# Sleep: How Much is too Much?



## katdoug (Oct 12, 2011)

Hey all,

I got Reina about a week ago (she's 8 weeks old now). The room she lives in is about 22C, she has a CHE on all the time, and she never feels cold. She runs on her wheel every night (or at least practices her finger painting with poop on it...), eats some food and drinks some water every night. I don't wake her up after 9am or before 7pm during the day, and when I do she is alert and explore-y/snuggle-y for about 20 or 30 minutes. After that she gets grumpy and huffy and clearly wants to just go back to sleep.

I understand that she is a baby with some growing to do, but I'm wondering how long this super-sleepy stage lasts? Could she be too hot from the lamp? Or are they just sleepy little critters?

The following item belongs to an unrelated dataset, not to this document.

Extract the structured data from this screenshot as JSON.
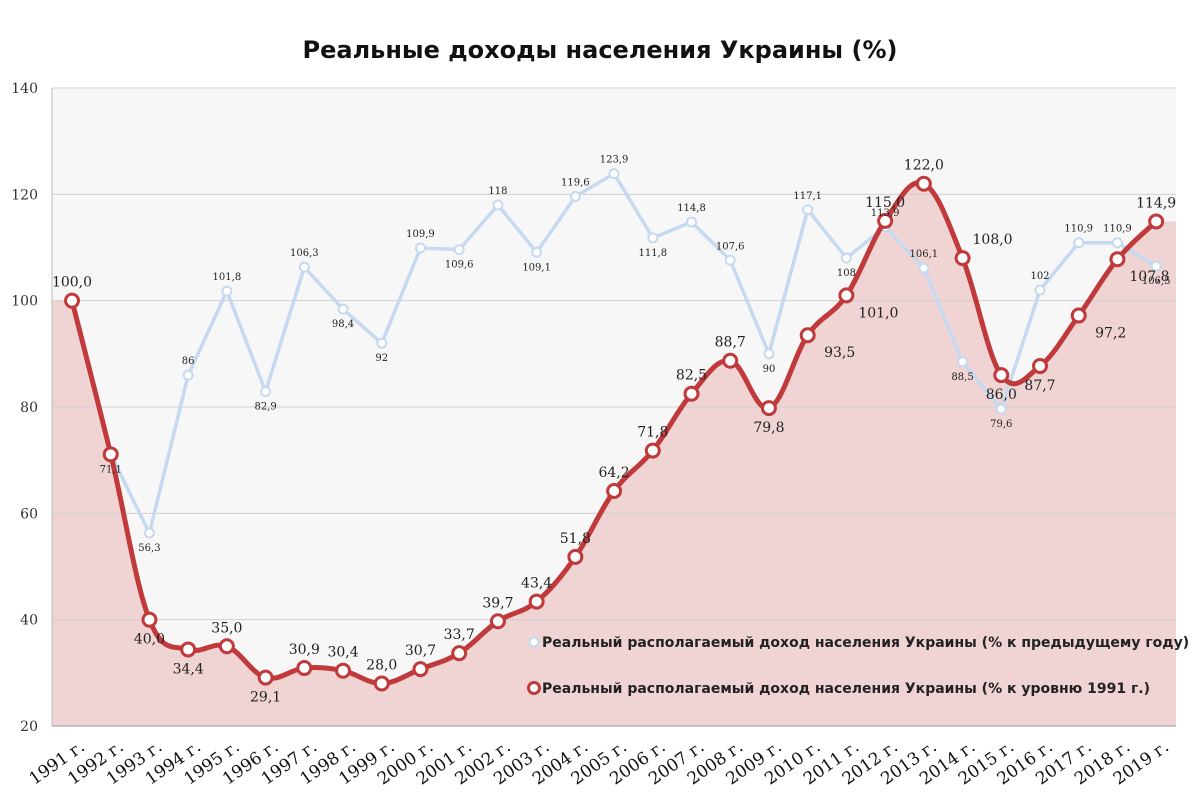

She sleeps through my lifting her hidey-house and blanket off her!


----------



## shawnwk1 (Jul 8, 2011)

babies sleep A LOT any way mine slept for like 22-23 hours a day when they were real young babies (i say real young cuz they are technically still babies lol), but 7 pm is still pretty early to be waking the little one up. it's a personal choice when you wake them up, but i know most on here don't wake their hedgies up before about 9 pm even as adults since they are nocturnal animals. mine never wake before about 9:30-10pm or later on their own if i let them wake on their own, but i generally try to wake them up at 9-9:30 to keep them on a strict routine which is very important for them as they tend to get very grouchy if i go off their routine even the slightest bit. the sleepy stage really varies with each hedgie and can be anywhere from 4 months to a year or longer, but as mentioned they are always going to be nocturnal and need their sleep during the day.


----------